Bize zorluk yaşatan insanlar şu an hayatımızda olmayabilirler. Zaman geçtikçe hissettiğimiz duyguların yoğunluğu azabilir. Hatta bizi zorlayarak da olsa sokmaya vesile oldukları dönüşüm sürecinden dolayı içimizde bir minnet de hissedebiliriz. Ama kendimizden kaçamayız. Bu yüzden de kendimizi affedebilmek, dönüşüm sürecinin belki de en zor fakat en gerekli aşaması.

En gereklisi, çünkü iyileşmek o zayıf bulduğumuz parçalarımızla temas etmeyi ve onları kapsamayı gerektiriyor. Bizi geçmişte veya anın içinde “zayıf, güçsüz, hatalı ve yetersiz” hissettiren birçok davranışımız aslında küçük yaşta öğrendiğimiz savunma mekanizmaları. Yaşadığımız travmalara yönelik verdiğimiz tepkiler. Hayatta bir şekilde böyle var olmayı öğrenmişiz. Küçük yaşta ve elimizdeki imkanlarla en iyi çözümümüz bunlar olmuş. Belirli bir farkındalık seviyesine ulaşana kadar da benzer metotları kullanmaya devam etmiş olabiliriz. Bir kısmı halen daha bize hükmediyor olabilir.

Evet, artık bir yetişkin olarak gücümüzü fark edip, daha sağlıklı başa çıkma şekilleri geliştirmeye başlayabiliriz. Fakat çözüm, sevmediğimiz parçalarımızdan ya da utandıran anılardan kurtulmaya çalışmak değil. Aksine, o parçalarımızın bizden tek beklentisi, onlarla olan ilişkimizi iyileştirmek. Onları bastırmak yerine, yaşanılan şeylerin kökenlerini idrak edip, geçmişte ebeveynlerimizden alamadığı kapsamayı, onlara verebilmek. İçsel çocuğun duygularını ifade etmesine alan tutmak. Onunla “biz” olabilmek. İhtiyacımız olan ebeveynliği şimdi ve burada, tüm parçalarımıza verebilmek.

Unutmayalım ki, hayatta deneyimlediğimiz birçok şey, aslında kendimizle olan ilişkimizin bir yansıması. Evren, bizi bize gösteren bir ayna niteliğinde çalışıyor. Ancak kendimizle olan ilişkimiz dönüştükten sonra, deneyimlerimiz de değişmeye başlıyor.

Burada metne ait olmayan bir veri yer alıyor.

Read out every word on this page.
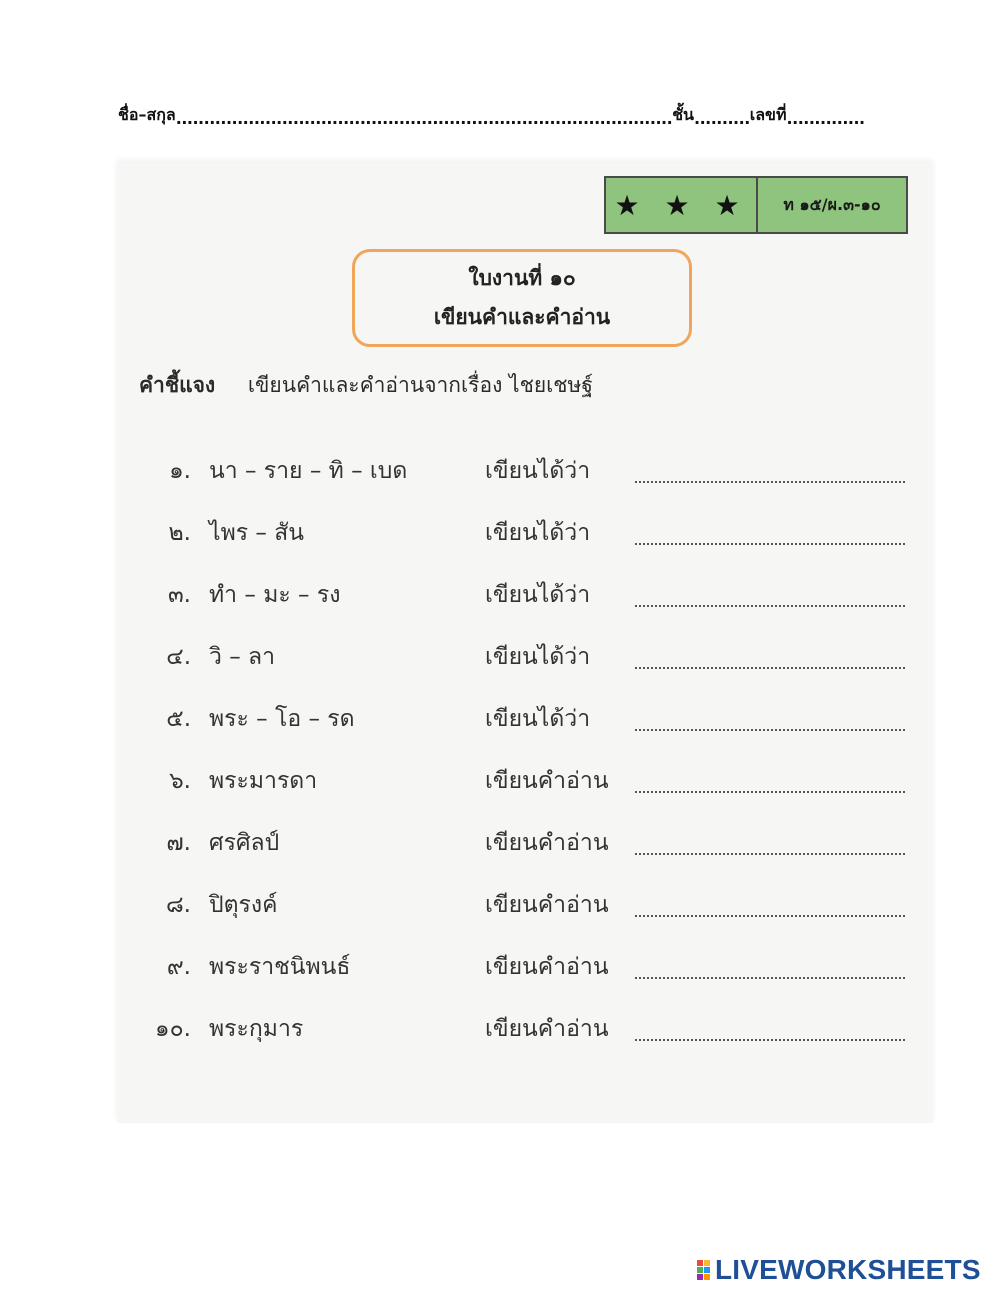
ชื่อ–สกุล ......................................................................................... ชั้น .......... เลขที่ ..............
★ ★ ★	ท ๑๕/ผ.๓-๑๐
ใบงานที่ ๑๐
เขียนคำและคำอ่าน
คำชี้แจง เขียนคำและคำอ่านจากเรื่อง ไชยเชษฐ์
๑. นา – ราย – ทิ – เบด	เขียนได้ว่า
๒. ไพร – สัน	เขียนได้ว่า
๓. ทำ – มะ – รง	เขียนได้ว่า
๔. วิ – ลา	เขียนได้ว่า
๕. พระ – โอ – รด	เขียนได้ว่า
๖. พระมารดา	เขียนคำอ่าน
๗. ศรศิลป์	เขียนคำอ่าน
๘. ปิตุรงค์	เขียนคำอ่าน
๙. พระราชนิพนธ์	เขียนคำอ่าน
๑๐. พระกุมาร	เขียนคำอ่าน
LIVEWORKSHEETS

Malum, yeni yıl öncesinde yeni başlangıçlara ait niyetlerimizi ortaya koyarız. Ben bu yıl, yeni yaratım niyetlerinin öncesinde, şimdi ve burada, kendimi affetme niyetimi ortaya koyuyorum. Kendime şefkat gösterip, içimdeki savaşı dindirdikçe, hayatımda yeni yaratımlara kendiliğinden daha fazla alan açılacağını biliyorum.

Kendimi affediyorum.
Tutarsız davranışlar gösteren ve bana değer vermeyen partnerlere, zamanında rest çekemediğim için.
Kendimi hep farklı kişilerle benzer durumların içine soktuğum için.
Onlardan ziyade en başta ben kendimi terk ettiğim için.
Kendimi affediyorum.
Aldatıldığım bariz olduğu zamanda bile hala içimde saf bir şekilde “Belki de ben yanlış yorumluyorumdur, belki bir açıklaması vardır.” inancı olduğu ve bu sebeple yeterince tepki veremediğim için.
Kaybetme korkuma yenik düşüp, ben kendime ihanet ettiğim için.
Kendimi affediyorum.
Dışarıya uyumlanmak adına öfkeyi ve zararı hep kendime yönelttiğim için.
Açık bir şekilde karşı tarafın hatalı olduğu durumlarda bile kusuru önce hep kendimde aradığım için.
Kendi değerimi ve gücümü ancak şimdi anlayabildiğim için.
Kendimi affediyorum.
İş hayatında başarılı olabilmek adına seneler içinde kendimi tükettiğim için.
Değer duygumu, onların iki çift sözüne bağlı kıldığım için.
Olduğum kişinin yeterli olmadığıma inanıp, beni kafalarındaki “ideal” bir karaktere doğru çekiştirmelerine izin verdiğim için.
Kendimi yeterince savunamadığım için.
Kendimi affediyorum.
Çatışma yaşamaktan korkup, sessiz kaldığım tüm durumlar için.
Gereken zamanlarda net bir “hayır” cevabı veremediğim için.
Birçok ilişkimde alma-verme dengesini şaşırdığım ve sınırlarımın işgal edilmesine izin verdiğim için.
Kendimi affediyorum.
Bedenimin uyarılarını dikkate almayıp, onu zihnimle hep bir şeylere zorladığım için.
Duygularımla yüzleşmemek adına, kendimi yiyeceklerle uyuşturarak bedenime zarar verdiğim için.
Yıllarca zayıf kalmak uğruna yetersiz beslenip, regl döngümü bile bozduğum için.
Yaşadığım yeme bozuklukları sonucu sindirim sistemimin tüm dengesini alt üst ettiğim için.
Hala daha zaman zaman bana iyi gelmeyen bağımlılıklarıma yenik düştüğüm için.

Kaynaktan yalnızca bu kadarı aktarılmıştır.